In an opinion column from the Nicaraguan media outlet Confidencial, journalist Carlos Salinas said that the attacks on at least eleven journalists and the "blatant censorship" of four television channels that were removed from the air by Telcor, the telecommunications regulator, is a "show of the dictatorial drift" of the Ortega regime.

According to Confidential, journalists who were attacked "with brutality" by government supporters while covering the protests are: Julio López, Alfredo Zúñiga, René Cuadra, Carlos Herrera, Néstor Arce, Maynor Salazar, Ricardo Salgado, Róger Sánchez, Melissa Aguilera, Roy Moncada and Emilio Chamorro.

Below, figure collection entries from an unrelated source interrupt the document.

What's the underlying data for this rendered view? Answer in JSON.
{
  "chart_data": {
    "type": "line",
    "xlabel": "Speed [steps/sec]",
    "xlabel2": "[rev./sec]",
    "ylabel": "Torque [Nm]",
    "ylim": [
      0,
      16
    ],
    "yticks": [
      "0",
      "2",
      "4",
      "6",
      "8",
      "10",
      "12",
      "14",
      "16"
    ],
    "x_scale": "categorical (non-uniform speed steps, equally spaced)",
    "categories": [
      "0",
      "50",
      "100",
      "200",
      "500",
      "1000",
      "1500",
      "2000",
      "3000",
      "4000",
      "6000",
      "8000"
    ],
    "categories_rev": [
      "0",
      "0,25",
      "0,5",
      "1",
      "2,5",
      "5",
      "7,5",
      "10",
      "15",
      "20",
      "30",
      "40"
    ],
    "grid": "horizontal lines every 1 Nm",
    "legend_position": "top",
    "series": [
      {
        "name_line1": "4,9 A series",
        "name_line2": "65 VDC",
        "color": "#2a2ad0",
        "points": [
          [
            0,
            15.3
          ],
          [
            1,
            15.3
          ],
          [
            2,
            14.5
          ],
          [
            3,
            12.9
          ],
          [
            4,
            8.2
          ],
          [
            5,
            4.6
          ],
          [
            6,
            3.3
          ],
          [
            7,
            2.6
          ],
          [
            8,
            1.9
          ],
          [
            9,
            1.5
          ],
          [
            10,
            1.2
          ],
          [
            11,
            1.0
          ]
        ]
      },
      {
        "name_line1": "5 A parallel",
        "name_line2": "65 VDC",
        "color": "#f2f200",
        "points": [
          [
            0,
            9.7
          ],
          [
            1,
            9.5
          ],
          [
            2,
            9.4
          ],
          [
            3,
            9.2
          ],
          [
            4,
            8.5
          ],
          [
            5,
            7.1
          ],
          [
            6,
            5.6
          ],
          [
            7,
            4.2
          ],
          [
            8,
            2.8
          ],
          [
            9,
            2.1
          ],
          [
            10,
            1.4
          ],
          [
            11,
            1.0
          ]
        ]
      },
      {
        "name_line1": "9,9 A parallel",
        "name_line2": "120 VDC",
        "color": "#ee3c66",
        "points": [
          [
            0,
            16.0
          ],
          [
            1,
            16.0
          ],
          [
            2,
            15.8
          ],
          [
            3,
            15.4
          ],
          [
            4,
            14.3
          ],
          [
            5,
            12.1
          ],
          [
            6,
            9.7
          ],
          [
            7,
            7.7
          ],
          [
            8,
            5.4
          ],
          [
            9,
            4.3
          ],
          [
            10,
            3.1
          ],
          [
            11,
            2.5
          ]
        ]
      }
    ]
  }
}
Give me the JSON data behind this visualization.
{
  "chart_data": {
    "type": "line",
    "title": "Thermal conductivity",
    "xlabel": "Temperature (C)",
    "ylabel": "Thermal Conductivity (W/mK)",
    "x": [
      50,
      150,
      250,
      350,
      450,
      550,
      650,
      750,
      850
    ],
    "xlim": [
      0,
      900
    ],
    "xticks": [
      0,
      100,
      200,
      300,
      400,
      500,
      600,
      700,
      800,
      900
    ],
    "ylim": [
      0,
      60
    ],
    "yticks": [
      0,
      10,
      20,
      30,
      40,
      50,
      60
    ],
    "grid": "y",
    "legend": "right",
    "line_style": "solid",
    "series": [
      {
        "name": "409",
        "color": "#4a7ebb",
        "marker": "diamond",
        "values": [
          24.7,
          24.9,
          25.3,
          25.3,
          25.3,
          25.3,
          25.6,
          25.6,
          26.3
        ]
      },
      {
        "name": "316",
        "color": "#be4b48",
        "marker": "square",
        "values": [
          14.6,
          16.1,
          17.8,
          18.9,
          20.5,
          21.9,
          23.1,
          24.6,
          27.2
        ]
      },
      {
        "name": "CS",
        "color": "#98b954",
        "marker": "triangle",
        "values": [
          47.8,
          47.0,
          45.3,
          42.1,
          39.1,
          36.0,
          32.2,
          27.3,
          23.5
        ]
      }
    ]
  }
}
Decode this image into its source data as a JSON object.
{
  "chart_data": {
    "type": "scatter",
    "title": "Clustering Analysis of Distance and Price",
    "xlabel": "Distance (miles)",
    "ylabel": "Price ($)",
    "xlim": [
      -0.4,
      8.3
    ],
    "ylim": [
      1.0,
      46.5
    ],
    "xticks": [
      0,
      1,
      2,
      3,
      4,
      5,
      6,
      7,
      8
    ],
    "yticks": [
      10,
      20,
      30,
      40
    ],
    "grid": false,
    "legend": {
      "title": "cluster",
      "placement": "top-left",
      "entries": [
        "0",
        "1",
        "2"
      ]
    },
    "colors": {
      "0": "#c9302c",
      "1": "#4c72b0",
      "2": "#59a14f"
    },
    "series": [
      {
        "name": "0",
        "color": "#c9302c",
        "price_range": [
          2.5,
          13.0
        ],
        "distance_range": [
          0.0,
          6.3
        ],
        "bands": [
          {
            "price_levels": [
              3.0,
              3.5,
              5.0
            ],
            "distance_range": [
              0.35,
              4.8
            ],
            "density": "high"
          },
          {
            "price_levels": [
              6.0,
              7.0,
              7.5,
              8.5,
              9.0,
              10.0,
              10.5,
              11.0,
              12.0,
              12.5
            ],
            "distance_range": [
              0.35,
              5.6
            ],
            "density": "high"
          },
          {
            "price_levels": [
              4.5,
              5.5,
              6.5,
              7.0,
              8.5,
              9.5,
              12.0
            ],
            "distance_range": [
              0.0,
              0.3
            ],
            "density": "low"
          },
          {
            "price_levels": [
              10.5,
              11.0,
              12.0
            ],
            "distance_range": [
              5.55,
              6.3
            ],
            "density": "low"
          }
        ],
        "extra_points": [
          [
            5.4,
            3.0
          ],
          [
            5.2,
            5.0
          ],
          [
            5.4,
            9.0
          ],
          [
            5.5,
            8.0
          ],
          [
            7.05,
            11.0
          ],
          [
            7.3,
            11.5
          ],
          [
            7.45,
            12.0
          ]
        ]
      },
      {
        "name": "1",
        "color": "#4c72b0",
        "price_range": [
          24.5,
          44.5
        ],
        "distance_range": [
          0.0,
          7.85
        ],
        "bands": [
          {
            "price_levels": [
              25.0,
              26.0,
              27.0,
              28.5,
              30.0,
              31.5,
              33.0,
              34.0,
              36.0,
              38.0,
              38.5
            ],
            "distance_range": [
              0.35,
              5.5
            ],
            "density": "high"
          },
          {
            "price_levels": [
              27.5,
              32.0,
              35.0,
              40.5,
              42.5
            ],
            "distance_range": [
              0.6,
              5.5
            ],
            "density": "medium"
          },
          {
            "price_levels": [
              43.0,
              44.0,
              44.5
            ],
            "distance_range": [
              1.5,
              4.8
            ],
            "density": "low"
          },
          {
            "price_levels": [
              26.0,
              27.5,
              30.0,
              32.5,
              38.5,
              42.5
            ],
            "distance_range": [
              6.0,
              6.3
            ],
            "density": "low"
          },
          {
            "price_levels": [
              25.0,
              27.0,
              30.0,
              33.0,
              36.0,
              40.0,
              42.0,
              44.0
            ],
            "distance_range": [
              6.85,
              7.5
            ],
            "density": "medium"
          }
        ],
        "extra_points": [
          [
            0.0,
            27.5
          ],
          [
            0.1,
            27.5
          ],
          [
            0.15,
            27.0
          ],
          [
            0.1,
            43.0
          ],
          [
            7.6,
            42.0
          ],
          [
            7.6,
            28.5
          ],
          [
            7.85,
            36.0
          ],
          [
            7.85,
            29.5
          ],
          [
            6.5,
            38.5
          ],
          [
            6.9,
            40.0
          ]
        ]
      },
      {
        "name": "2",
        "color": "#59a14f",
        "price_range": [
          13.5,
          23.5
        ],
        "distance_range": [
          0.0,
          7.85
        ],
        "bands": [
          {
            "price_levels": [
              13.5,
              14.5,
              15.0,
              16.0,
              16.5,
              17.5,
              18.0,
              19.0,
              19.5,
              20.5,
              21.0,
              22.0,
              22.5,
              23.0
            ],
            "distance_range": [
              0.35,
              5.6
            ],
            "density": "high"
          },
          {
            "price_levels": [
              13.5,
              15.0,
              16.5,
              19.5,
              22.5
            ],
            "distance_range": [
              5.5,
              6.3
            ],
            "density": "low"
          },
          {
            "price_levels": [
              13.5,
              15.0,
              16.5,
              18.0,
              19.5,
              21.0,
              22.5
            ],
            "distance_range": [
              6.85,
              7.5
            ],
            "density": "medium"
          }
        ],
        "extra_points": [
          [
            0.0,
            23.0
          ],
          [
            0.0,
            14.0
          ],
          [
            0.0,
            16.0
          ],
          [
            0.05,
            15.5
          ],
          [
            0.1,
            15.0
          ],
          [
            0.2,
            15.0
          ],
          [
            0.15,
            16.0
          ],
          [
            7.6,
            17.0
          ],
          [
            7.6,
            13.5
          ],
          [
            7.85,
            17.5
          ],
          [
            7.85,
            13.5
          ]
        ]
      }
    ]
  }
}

The IACHR and its Special Rapporteur for Freedom of Expression stated on its site that attacks against journalists and the destruction of equipment of those who cover these situations violate freedom of expression, both individually and collectively. The entity also referred to the withdrawal of signal from TV channels as a form of censorship that violates the right of a society to be informed about matters of public interest.

Additionally, the IACHR informed that it will request that the Ortega government allow them to make a working visit to Nicaragua to assess the situation.

According to data from the Red Cross of Nicaragua and local human rights groups, since the protests began on April 18, at least 28 people have died, 435 have been injured and 242 of them are hospitalized, Human Rights Watch reported.

However, in the latest update on the death toll by Cenidh, it’s possible that 43 Nicaraguans have lost their lives so far, CNN reported.

The Committee to Protect Journalists (CPJ) has released a safety advisory and suggestions for journalists in Nicaragua reporting on crowd violence or mobs. It is available in English and Spanish.